The freedom of speech clause of the First Amendment only says this: “Congress shall make no law…abridging the freedom of speech.” That’s it. Every Supreme Court case regarding freedom of speech in the last 200 years has relied on that one sentence to decide what the founders intended. Which, unsurprisingly, can lead to some pretty heated debates about what exactly they meant, while allowing a partisan court to make decisions based on political preferences instead of legal precedents.
Two recent court cases have relied on this ambiguity to undo years of legislation designed to curb corruption in elections. The first case is Citizens United v. Federal Election Commission. In January 2010, the Supreme Court struck down provisions of the 2002 Bipartisan Campaign Reform Act by a 5-4 decision, which prohibited corporations and unions from spending on “electioneering communications.”
Then, on March 26, 2010, the U.S. Court of Appeals for the District of Columbia Circuit made a ruling in SpeechNow.org v. Federal Election Commission. Relying on the precedent set by Citizens United, the court ruled that the Federal Election Commission could not limit contributions by individuals, corporations or unions to groups that made only independent expenditures. This led to the creation of super PACs, political action committees that can spend all their time and money attacking one candidate and supporting another. These super PACs’ expenditures are still considered independent, as long as they do not coordinate with a candidate regarding how the funding is used. In effect, it ended any regulation of campaign financing. How has this affected the 2012 presidential campaign, the first one since the court decision?
Simply put, it has allowed a tiny fraction of the population to exert a disproportionately large amount of influence over these elections. How disproportionate? Consider that 196 Americans, or 0.000063 percent of the population, have given 80 percent of the nearly $500 million spent by super PACs in this year’s campaign. That amount of money is over twice the amount spent by the parties themselves.

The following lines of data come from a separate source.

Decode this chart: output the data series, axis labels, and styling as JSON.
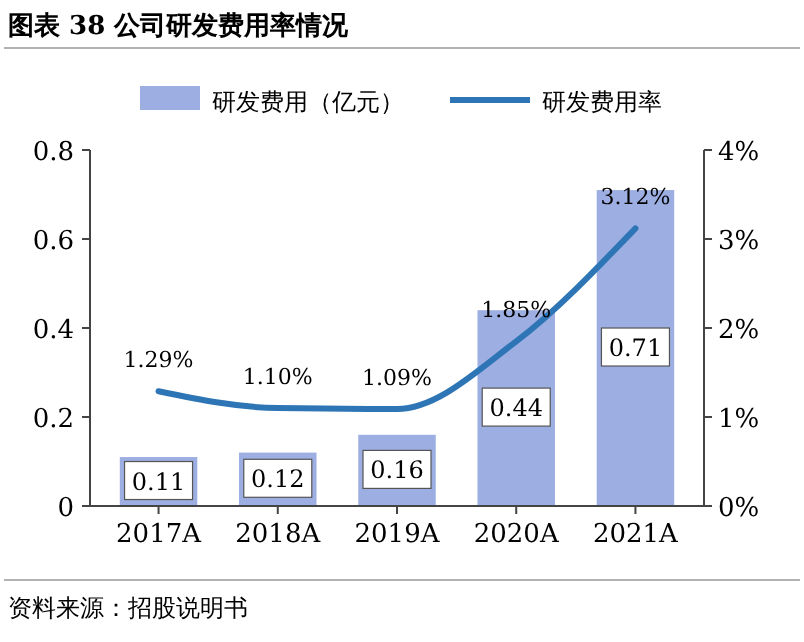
{
  "chart_data": {
    "type": "bar",
    "title": "图表 38 公司研发费用率情况",
    "categories": [
      "2017A",
      "2018A",
      "2019A",
      "2020A",
      "2021A"
    ],
    "series": [
      {
        "name": "研发费用（亿元）",
        "color": "#9dafe2",
        "values": [
          0.11,
          0.12,
          0.16,
          0.44,
          0.71
        ],
        "value_labels": [
          "0.11",
          "0.12",
          "0.16",
          "0.44",
          "0.71"
        ]
      },
      {
        "name": "研发费用率",
        "type": "line",
        "axis": "y2",
        "color": "#2e75b6",
        "values": [
          1.29,
          1.1,
          1.09,
          1.85,
          3.12
        ],
        "value_labels": [
          "1.29%",
          "1.10%",
          "1.09%",
          "1.85%",
          "3.12%"
        ]
      }
    ],
    "ylim": [
      0,
      0.8
    ],
    "yticks": [
      0,
      0.2,
      0.4,
      0.6,
      0.8
    ],
    "y2lim": [
      0,
      4
    ],
    "y2ticks": [
      {
        "value": 0,
        "label": "0%"
      },
      {
        "value": 1,
        "label": "1%"
      },
      {
        "value": 2,
        "label": "2%"
      },
      {
        "value": 3,
        "label": "3%"
      },
      {
        "value": 4,
        "label": "4%"
      }
    ],
    "legend": "top",
    "marker": "none",
    "line_style": "solid",
    "annotations": [
      "资料来源：招股说明书"
    ]
  }
}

A counter to this argument would be that spending money on a campaign does not necessarily result in support from a candidate. But this narrow-minded view overlooks the possibility of interactions other than quid pro quo exchanges; donations buy access to candidates. This cannot be denied, and when such a small sliver of people has the money and desire to buy such access, it results in a sort of ideological funnel. In order to get the money necessary to be a mainstream candidate, one must first conform to the policy positions of the 0.000063 percent of Americans who can provide such funding. This leaves third-party candidates like Gary Johnson and Jill Stein out in the cold.

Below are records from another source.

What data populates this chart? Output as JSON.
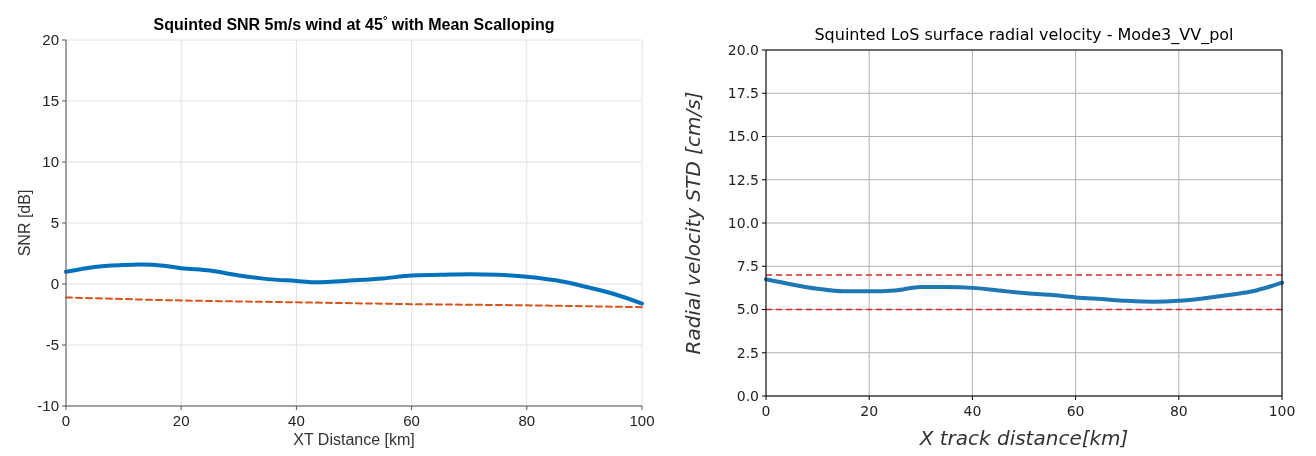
{
  "chart_data": [
    {
      "type": "line",
      "title": "Squinted SNR 5m/s wind at 45$^{°}$ with Mean Scalloping",
      "xlabel": "XT Distance [km]",
      "ylabel": "SNR [dB]",
      "xlim": [
        0,
        100
      ],
      "ylim": [
        -10,
        20
      ],
      "xticks": [
        0,
        20,
        40,
        60,
        80,
        100
      ],
      "yticks": [
        -10,
        -5,
        0,
        5,
        10,
        15,
        20
      ],
      "grid": true,
      "marker": "none",
      "series": [
        {
          "color": "#0072bd",
          "line_style": "solid",
          "x": [
            0,
            5,
            10,
            13,
            17,
            20,
            25,
            30,
            35,
            40,
            43,
            50,
            55,
            60,
            65,
            70,
            75,
            80,
            85,
            90,
            95,
            100
          ],
          "values": [
            1.0,
            1.4,
            1.55,
            1.6,
            1.5,
            1.3,
            1.1,
            0.7,
            0.4,
            0.25,
            0.15,
            0.3,
            0.45,
            0.7,
            0.75,
            0.8,
            0.75,
            0.6,
            0.3,
            -0.2,
            -0.8,
            -1.6
          ]
        },
        {
          "color": "#d95319",
          "line_style": "dashed",
          "x": [
            0,
            20,
            40,
            60,
            80,
            100
          ],
          "values": [
            -1.1,
            -1.35,
            -1.5,
            -1.65,
            -1.75,
            -1.9
          ]
        }
      ]
    },
    {
      "type": "line",
      "title": "Squinted LoS surface radial velocity - Mode3_VV_pol",
      "xlabel": "X track distance[km]",
      "ylabel": "Radial velocity STD [cm/s]",
      "xlim": [
        0,
        100
      ],
      "ylim": [
        0,
        20
      ],
      "xticks": [
        0,
        20,
        40,
        60,
        80,
        100
      ],
      "yticks": [
        {
          "value": 0,
          "label": "0.0"
        },
        {
          "value": 2.5,
          "label": "2.5"
        },
        {
          "value": 5,
          "label": "5.0"
        },
        {
          "value": 7.5,
          "label": "7.5"
        },
        {
          "value": 10,
          "label": "10.0"
        },
        {
          "value": 12.5,
          "label": "12.5"
        },
        {
          "value": 15,
          "label": "15.0"
        },
        {
          "value": 17.5,
          "label": "17.5"
        },
        {
          "value": 20,
          "label": "20.0"
        }
      ],
      "grid": true,
      "marker": "none",
      "series": [
        {
          "color": "#1f77b4",
          "line_style": "solid",
          "x": [
            0,
            5,
            10,
            15,
            20,
            25,
            30,
            35,
            40,
            45,
            50,
            55,
            60,
            65,
            70,
            75,
            80,
            85,
            90,
            95,
            100
          ],
          "values": [
            6.75,
            6.45,
            6.2,
            6.05,
            6.05,
            6.1,
            6.3,
            6.3,
            6.25,
            6.1,
            5.95,
            5.85,
            5.7,
            5.6,
            5.5,
            5.45,
            5.5,
            5.65,
            5.85,
            6.1,
            6.55
          ]
        }
      ],
      "ref_lines": [
        {
          "axis": "y",
          "value": 7,
          "color": "#d62728",
          "line_style": "dashed"
        },
        {
          "axis": "y",
          "value": 5,
          "color": "#d62728",
          "line_style": "dashed"
        }
      ]
    }
  ]
}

So much of this campaign has been spent discussing policies the candidates disagree about that it is easy to overlook all the issues they do agree on: continuing the war on drugs, increased defense spending and the idea that a U.S. president can murder U.S. citizens without trial, to name a few. The rulings in these cases have allowed tiny groups of people to choose whom to present to the American public as viable candidates for president, leaving many candidates without enough funding to compete. The ads run by these groups and the candidates themselves emphasize the differences between them while obscuring their numerous similarities, deceiving Americans with the illusion of a choice. Overturning these two decisions and passing legislation for campaign finance reform would help ensure that our president is chosen by all Americans who choose to vote — not just those with a sizable bank account.